Monday, June 20, 2016

Nuclear Power - Why NDP direction is wrong!

The public at large are misinformed, ignorant and kept that way because it serves the NDP purpose (whatever that is)  The newly built wind farm in southern Alberta is being rebuilt at who's expense?

The world is going Nuclear!

A nuclear plant would outlive a wind farm by 90 years!  The point I'm trying to make with this article is that if the NDP does not change direction somewhat, we will not be competitive in the world for marketing anything.  

The 3-mile island misadventure was one of many of its day.  The reason being the US Government turned over to private industry the design of the US Submarine power plants and the go-ahead to build the same nuclear reactors that were installed in US submarines.

The US Navy complied but never told the industry that design had inherent heating problems which remained unfixed!  Once built and put into production these plants overheated. In most cases, the companies reduced output by 50%  to accommodate inadequate heating.   Many of these companies went broke; had no money left to trim trees etc.

Since those early days, there have been many innovations allowing plants a near 100-year lifespan

The "rods" are hollow tubes filled with ceramic beads that have a minuscule amount of radioactive material embedded within. Militarily of no value.

These tubes are changed out about every 3 years in operation.  One design on some new plants is to have storage on site for 40 years of spent tubes.  Speaking of which, the tubes start at 4% and are pulled out at 1%.  A years operation of such a nuclear facility would produce enough spent rods to fill a family refrigerator at 2000 MW production for a full year.  Rods preform for 3 years!

Canada's Candu Reactor design recharges its own tubes so there is no waste to the process.

When the cooling water circulates around the reactor it picks up free radical oxygen molecules.  This is what corrodes the cooling pipes.   3M  have recently come up with a diaphragm that fits in the cooling system and pulls out these same oxygen molecules.  This gives a reasonable view of a 100-year operating life and 1/4 or less of the present maintenance schedules.

NDP bloggers say all this is good but where will you find a company to build and pay for one?  Notley makes it a point to hire people of "like thinking" which seriously limits any ability for innovation.  Public pressure is needed!

Uranium is abundant and natural in sea water.  Now it is being extracted for use as atomic fuel.  The supply is endless and as renewable as sunshine!
It's not here yet; but soon.

Financing new nuclear power plants   
There is a range of possibilities for financing, from direct government funding with ongoing ownership, vendor financing (often with government assistance), utility financing and the Finnish Mankala model for cooperative equity. Some of the cost is usually debt financed. The models used will depend on whether the electricity market is regulated or liberalized.
Apart from centrally-planned economies, many projects have some combination of government financial incentives, private equity and long-term power purchase arrangements. The increasing involvement of reactor vendors is a recent development.
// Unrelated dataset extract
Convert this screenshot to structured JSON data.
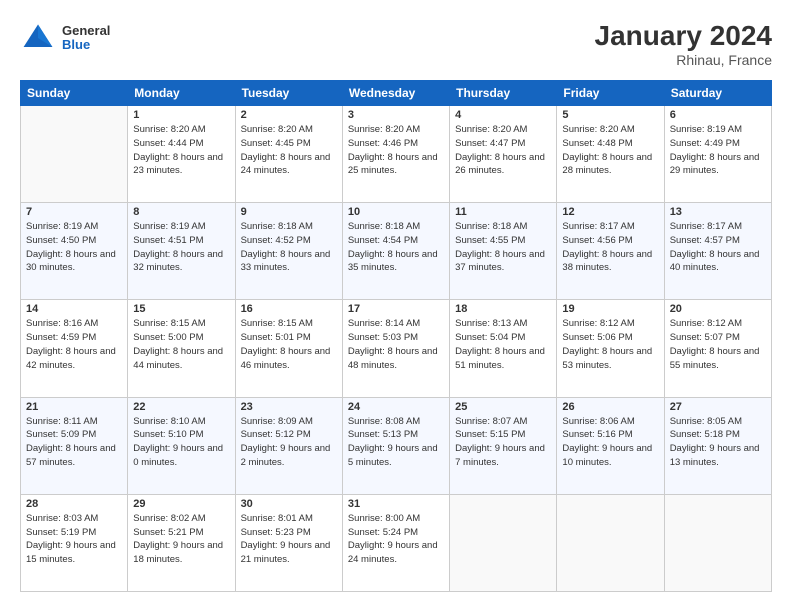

Some options are described in the WNA 2012 report:

How much is the Alberta Government paying towards its new wind farms?  Does the Taxpayer own them?  What kind of financing is in place?  The industry is sure as hell not giving away freebie deals.

Drawing again on Finland's experience which is expensive.  I will be using cents per kWh rather than the EUR/cent/KWh
Cost of Wind Generation  5.01 cents per 1000W/Hour
Cost of Coal                       4.43 cents per 1000W/H
Natural Gas                        3.92 cents per 1000W/H
Nuclear                               2.37 cents per 1000W/H
And, going to US Nordpool (Oil)                    4.24 cents per 1000W/H
Source:R. Tarjanne& K Luostarien, Lappeenante University of tech 03.07.2003

World Nuclear News editorial in February 2015 addressed this issue helpfully.
Deregulated electricity markets with preferential grid access for renewables have left some utilities with stranded assets, which can no longer be used sufficiently fully to be profitable. As a result, many are being decommissioned, eg about 9 GWe by E.On and RWE in Germany in 2013, and a further 7.3 GWe expected there (apart from nuclear capacity).
The economic rationale for electricity from any plants with high capital cost and long life does not translate into an incentive for investment unless some long-term electricity price is assured. This has been tackled differently in various countries.
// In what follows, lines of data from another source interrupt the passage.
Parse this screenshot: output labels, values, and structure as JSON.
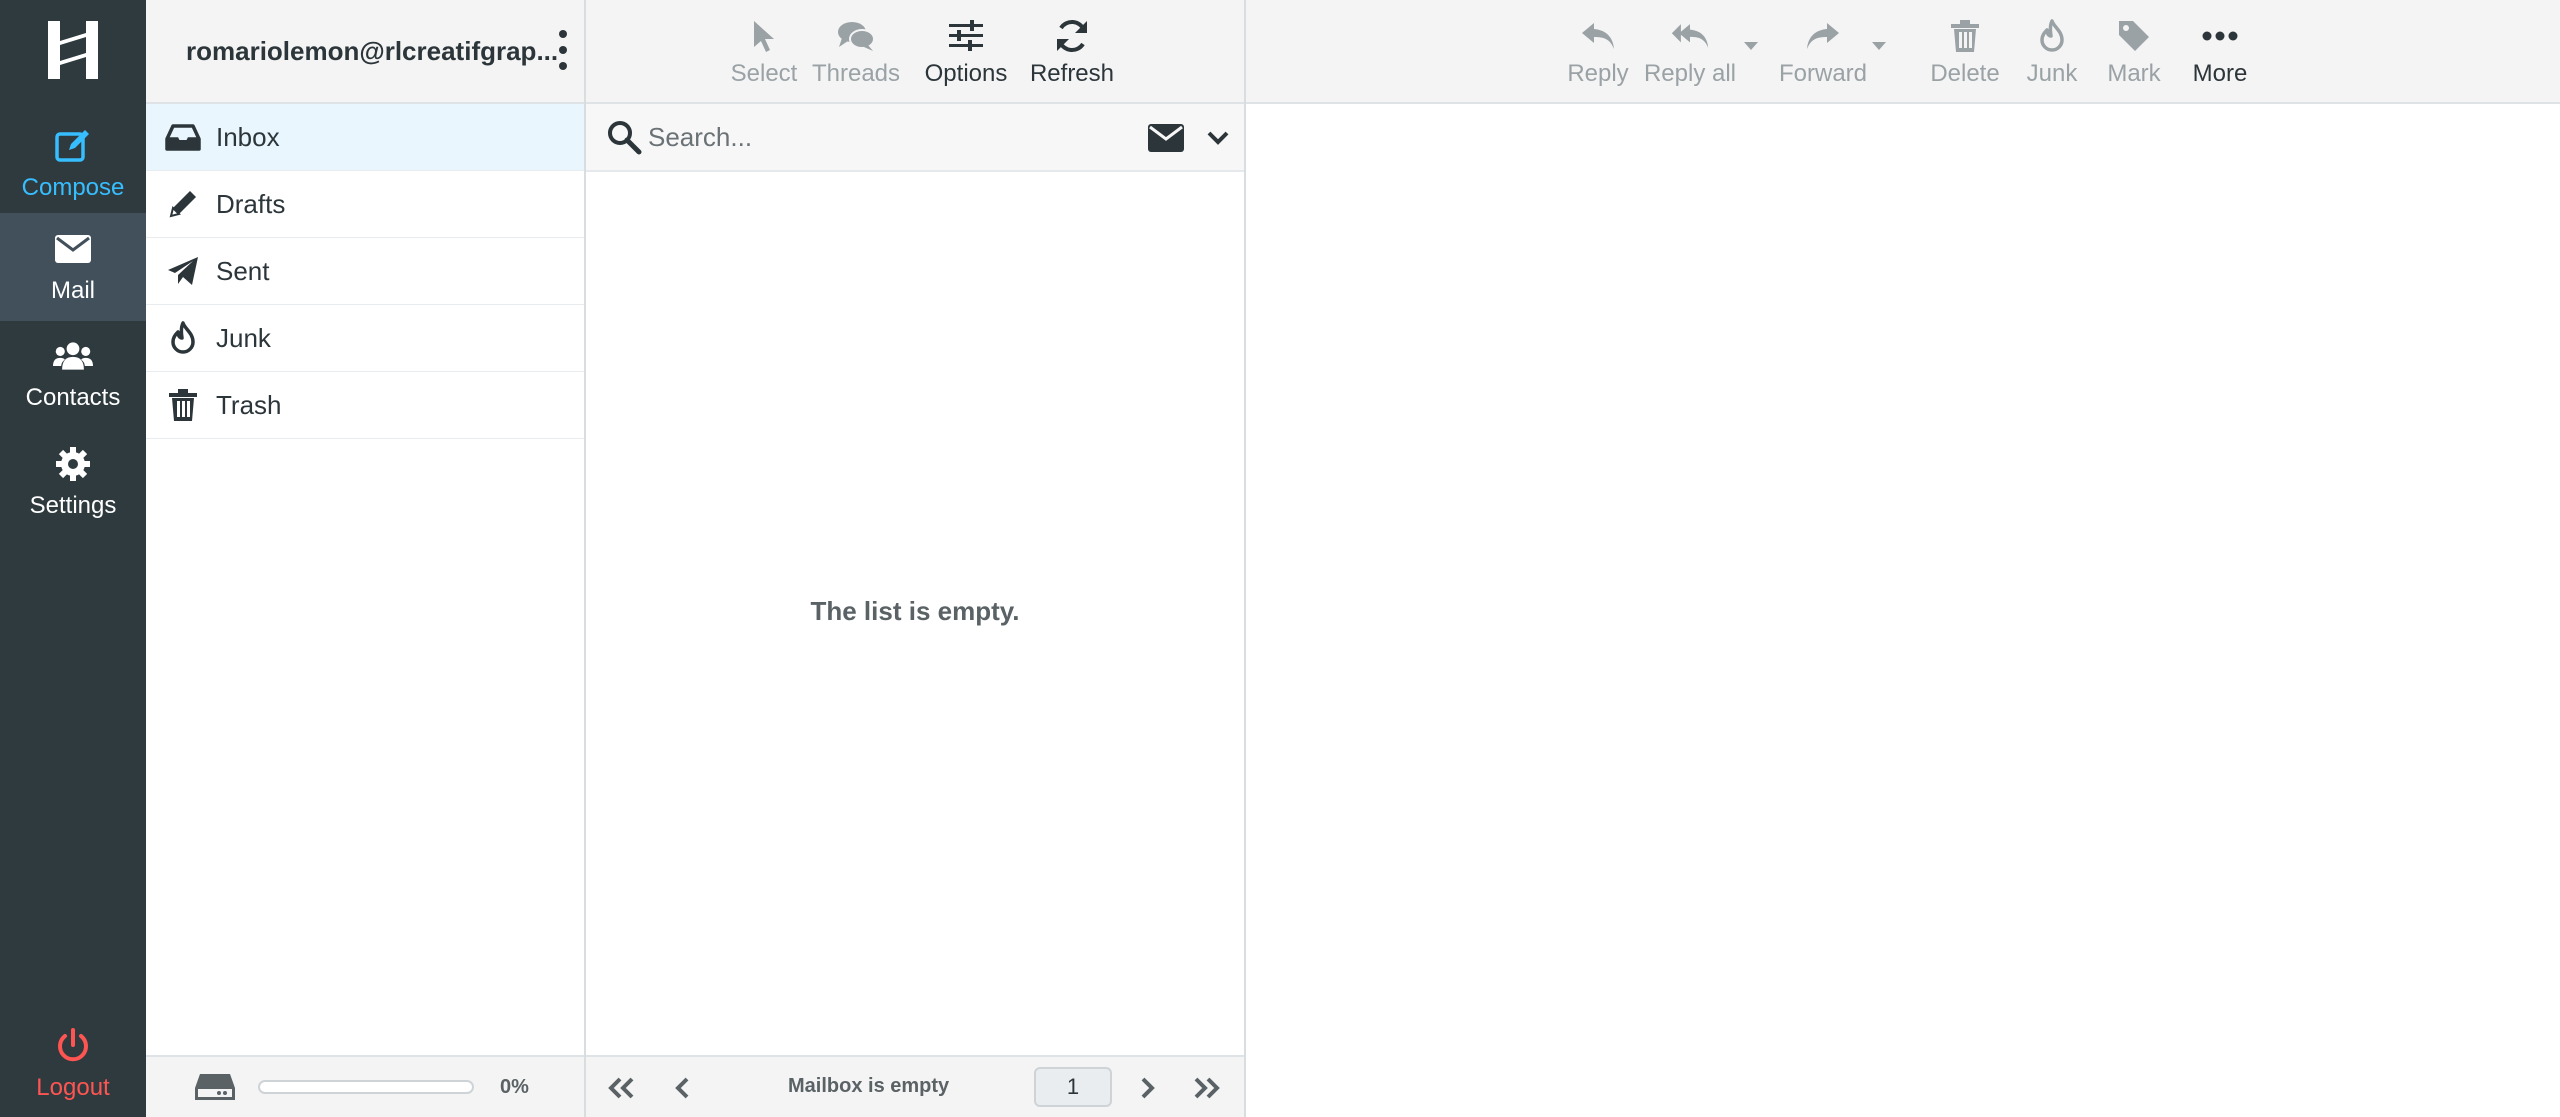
{
  "rail": {
    "compose": "Compose",
    "mail": "Mail",
    "contacts": "Contacts",
    "settings": "Settings",
    "logout": "Logout"
  },
  "folders": {
    "account": "romariolemon@rlcreatifgrap...",
    "items": [
      {
        "label": "Inbox",
        "icon": "inbox-icon"
      },
      {
        "label": "Drafts",
        "icon": "pencil-icon"
      },
      {
        "label": "Sent",
        "icon": "paper-plane-icon"
      },
      {
        "label": "Junk",
        "icon": "fire-icon"
      },
      {
        "label": "Trash",
        "icon": "trash-icon"
      }
    ],
    "quota_percent": 0,
    "quota_text": "0%"
  },
  "list_toolbar": {
    "select": "Select",
    "threads": "Threads",
    "options": "Options",
    "refresh": "Refresh"
  },
  "search": {
    "placeholder": "Search..."
  },
  "list": {
    "empty_message": "The list is empty.",
    "footer_status": "Mailbox is empty",
    "page": "1"
  },
  "message_toolbar": {
    "reply": "Reply",
    "reply_all": "Reply all",
    "forward": "Forward",
    "delete": "Delete",
    "junk": "Junk",
    "mark": "Mark",
    "more": "More"
  },
  "colors": {
    "rail_bg": "#2f3a3f",
    "accent": "#37beff",
    "logout": "#ff5552",
    "selected_folder_bg": "#e9f6fd"
  }
}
South Korea is now building 4 nuclear reactors.  China has 32 Nuclear Reactors with 22 more being built now!  

  • The cost of attempting to replace nuclear power with renewable is estimated by the government to amount to some €1000 billion without any assurance of a reliable outcome, and with increasing reliance on coal, especially lignite.

  • Mexico has two nuclear reactors generating almost 4% of its electricity.
  • India has a flourishing and largely indigenous nuclear power programme and expects to have 14.6 GWe nuclear capacity on line by 2024 and 63 GWe by 2032. It aims to supply 25% of electricity from nuclear power by 2050.